ACLU FOIA docs reveal other carriers have followed Sprint's lead

It appears that Sprint is not the only wireless company to provide law enforcement agencies with an easy way to track the location of targets in real-time.

Among the 5500 pages of documents obtained by the ACLU as part of a nationwide FOIA effort, are a few pages from Tucson AZ detailing (or at least hinting at) the real-time location tracking services provided to the government by the major wireless carriers.

AT&T's Electronic Surveillance Fee Schedule reveals that the company offers an "E911 Tool" to government agencies, which it charges $100 to activate, and then $25 per day to use.

While it is no secret that Sprint provides law enforcement agencies subscriber real-time GPS data via its "L-Site" website (read the L-site manual), Sprint's Electronic Surveillance Fee Schedule reveals that the company charges just $30 per month for access to this real-time data.

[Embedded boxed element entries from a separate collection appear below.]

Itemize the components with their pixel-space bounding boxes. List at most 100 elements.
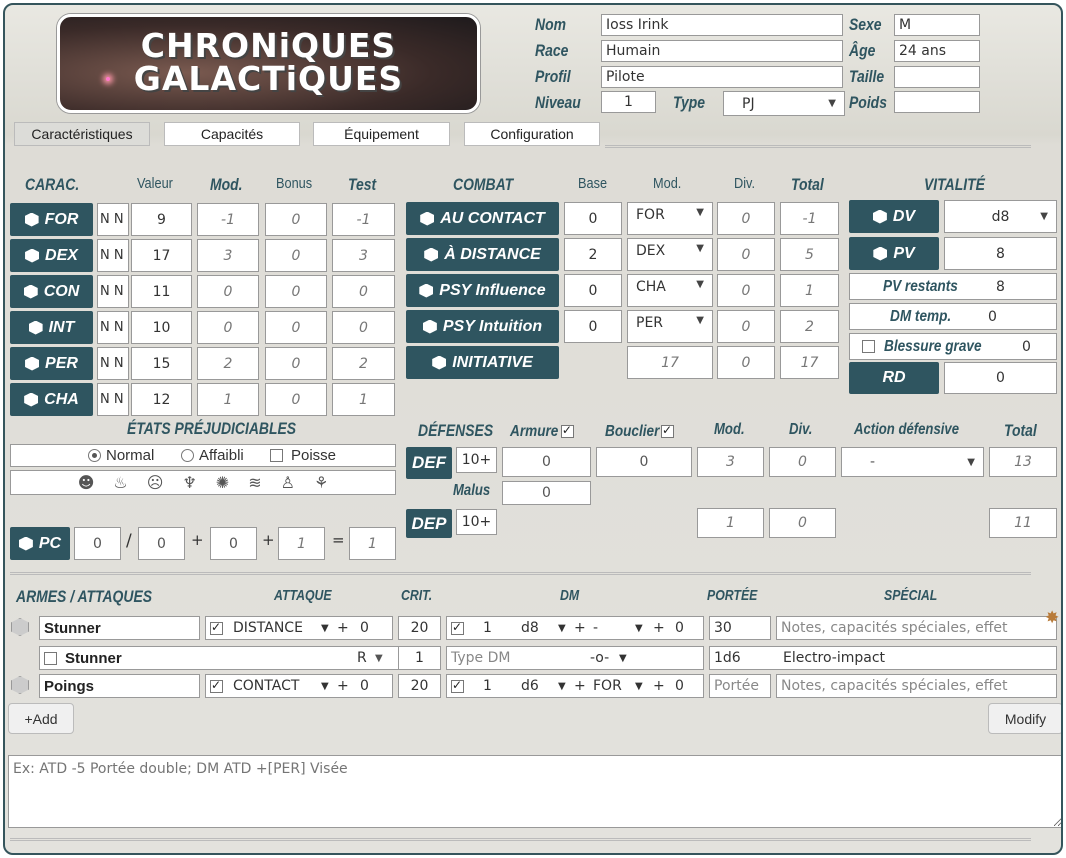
carac-valeur[interactable]: 9 bbox=[131, 203, 192, 236]
stunned-icon[interactable]: ☹ bbox=[147, 473, 164, 492]
combat-roll-2[interactable]: PSY Influence bbox=[406, 274, 559, 307]
dm-checkbox[interactable] bbox=[451, 678, 464, 693]
combat-div[interactable]: 0 bbox=[717, 202, 775, 235]
combat-base[interactable]: 0 bbox=[564, 274, 622, 307]
surprised-icon[interactable]: ✺ bbox=[216, 473, 229, 492]
combat-div[interactable]: 0 bbox=[717, 310, 775, 343]
weapon-special[interactable]: Notes, capacités spéciales, effet bbox=[776, 674, 1057, 698]
carac-roll-dex[interactable]: DEX bbox=[10, 239, 93, 272]
carac-bonus[interactable]: 0 bbox=[265, 275, 327, 308]
carac-nm-field[interactable]: N N bbox=[97, 347, 129, 380]
combat-div[interactable]: 0 bbox=[717, 274, 775, 307]
niveau-field[interactable]: 1 bbox=[601, 91, 656, 113]
attack-checkbox[interactable] bbox=[210, 620, 223, 635]
combat-div[interactable]: 0 bbox=[717, 346, 775, 379]
action-defensive-select[interactable]: - bbox=[841, 447, 984, 477]
pc-button[interactable]: PC bbox=[10, 527, 70, 560]
attack-type-select[interactable]: DISTANCE bbox=[233, 620, 303, 636]
weapon-special[interactable]: Notes, capacités spéciales, effet bbox=[776, 616, 1057, 640]
combat-roll-3[interactable]: PSY Intuition bbox=[406, 310, 559, 343]
dm-mod-select[interactable]: - bbox=[593, 620, 598, 636]
radio-normal[interactable] bbox=[88, 449, 101, 462]
weapon-name[interactable]: Stunner bbox=[39, 616, 200, 640]
type-select[interactable]: PJ bbox=[723, 91, 845, 116]
carac-valeur[interactable]: 10 bbox=[131, 311, 192, 344]
dm-dice-count[interactable]: 1 bbox=[483, 620, 492, 636]
carac-nm-field[interactable]: N N bbox=[97, 311, 129, 344]
modify-button[interactable]: Modify bbox=[988, 703, 1061, 734]
dep-div-field[interactable]: 0 bbox=[769, 508, 836, 538]
sexe-field[interactable]: M bbox=[894, 14, 980, 36]
combat-roll-0[interactable]: AU CONTACT bbox=[406, 202, 559, 235]
profil-field[interactable]: Pilote bbox=[601, 66, 843, 88]
pv-restants-value[interactable]: 8 bbox=[996, 279, 1005, 295]
immobilized-icon[interactable]: ♆ bbox=[182, 473, 196, 492]
taille-field[interactable] bbox=[894, 66, 980, 88]
type-dm-select[interactable]: -o- bbox=[590, 650, 609, 666]
dm-bonus[interactable]: 0 bbox=[675, 620, 684, 636]
weapon-portee[interactable]: Portée bbox=[709, 674, 771, 698]
pc-value-2[interactable]: 0 bbox=[138, 527, 185, 560]
carac-nm-field[interactable]: N N bbox=[97, 203, 129, 236]
sub-row-r-select[interactable]: R bbox=[357, 650, 367, 666]
carac-nm-field[interactable]: N N bbox=[97, 275, 129, 308]
carac-roll-cha[interactable]: CHA bbox=[10, 383, 93, 416]
carac-valeur[interactable]: 12 bbox=[131, 383, 192, 416]
carac-nm-field[interactable]: N N bbox=[97, 239, 129, 272]
pv-button[interactable]: PV bbox=[849, 237, 939, 270]
slowed-icon[interactable]: ≋ bbox=[248, 473, 261, 492]
gear-icon[interactable]: ✸ bbox=[1045, 608, 1059, 628]
prone-icon[interactable]: ⚘ bbox=[314, 473, 328, 492]
combat-div[interactable]: 0 bbox=[717, 238, 775, 271]
sub-row-checkbox[interactable] bbox=[44, 651, 57, 665]
weapon-crit[interactable]: 20 bbox=[398, 674, 441, 698]
carac-roll-int[interactable]: INT bbox=[10, 311, 93, 344]
combat-base[interactable]: 0 bbox=[564, 202, 622, 235]
carac-bonus[interactable]: 0 bbox=[265, 311, 327, 344]
carac-valeur[interactable]: 15 bbox=[131, 347, 192, 380]
tab-caracteristiques[interactable]: Caractéristiques bbox=[14, 122, 150, 146]
carac-nm-field[interactable]: N N bbox=[97, 383, 129, 416]
combat-base[interactable]: 0 bbox=[564, 310, 622, 343]
weapon-name[interactable]: Poings bbox=[39, 674, 200, 698]
bouclier-checkbox[interactable] bbox=[661, 423, 675, 438]
tab-capacites[interactable]: Capacités bbox=[164, 122, 300, 146]
pc-value-3[interactable]: 0 bbox=[210, 527, 257, 560]
armure-checkbox[interactable] bbox=[560, 423, 574, 438]
blessure-value[interactable]: 0 bbox=[1022, 339, 1031, 355]
sub-row-effect[interactable]: 1d6 Electro-impact bbox=[709, 646, 1057, 670]
dm-mod-select[interactable]: FOR bbox=[593, 678, 622, 694]
combat-mod-select[interactable]: DEX bbox=[627, 238, 713, 271]
weapon-crit[interactable]: 20 bbox=[398, 616, 441, 640]
add-button[interactable]: +Add bbox=[8, 703, 74, 734]
attack-bonus[interactable]: 0 bbox=[360, 620, 369, 636]
weapon-portee[interactable]: 30 bbox=[709, 616, 771, 640]
poids-field[interactable] bbox=[894, 91, 980, 113]
pv-field[interactable]: 8 bbox=[944, 237, 1057, 270]
carac-valeur[interactable]: 11 bbox=[131, 275, 192, 308]
weakened-icon[interactable]: ♙ bbox=[281, 473, 295, 492]
d20-roll-icon[interactable] bbox=[11, 676, 29, 694]
dm-dice-select[interactable]: d6 bbox=[521, 678, 539, 694]
dm-bonus[interactable]: 0 bbox=[675, 678, 684, 694]
dv-select[interactable]: d8 bbox=[944, 200, 1057, 233]
attack-checkbox[interactable] bbox=[210, 678, 223, 693]
combat-mod-select[interactable]: CHA bbox=[627, 274, 713, 307]
radio-affaibli[interactable] bbox=[181, 449, 194, 462]
d20-roll-icon[interactable] bbox=[11, 618, 29, 636]
bouclier-field[interactable]: 0 bbox=[596, 447, 692, 477]
nom-field[interactable]: Ioss Irink bbox=[601, 14, 843, 36]
tab-configuration[interactable]: Configuration bbox=[464, 122, 600, 146]
sub-row-n[interactable]: 1 bbox=[398, 646, 441, 670]
dm-dice-select[interactable]: d8 bbox=[521, 620, 539, 636]
age-field[interactable]: 24 ans bbox=[894, 40, 980, 62]
poisse-checkbox[interactable] bbox=[270, 449, 283, 462]
combat-base[interactable]: 2 bbox=[564, 238, 622, 271]
carac-bonus[interactable]: 0 bbox=[265, 239, 327, 272]
race-field[interactable]: Humain bbox=[601, 40, 843, 62]
carac-bonus[interactable]: 0 bbox=[265, 203, 327, 236]
combat-mod-select[interactable]: PER bbox=[627, 310, 713, 343]
carac-bonus[interactable]: 0 bbox=[265, 383, 327, 416]
rd-field[interactable]: 0 bbox=[944, 362, 1057, 394]
notes-textarea[interactable] bbox=[8, 755, 1061, 828]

The documents from T-Mobile provides by far the greatest amount of information about the company's real-time location tracking capabilities. The company's Locator Tool service, which it charges law enforcement agencies $100 per day to access, generates pings at customizable 15 / 30/ 60 minute intervals, after which, the real-time location information is emailed directly to the law enforcement agency.

Unfortunately, Verizon's surveillance pricing sheets do not reveal any information about GPS tracking. It is almost certain that the company does provide real-time location data, but for now, we don't know how it is provided, or at what cost.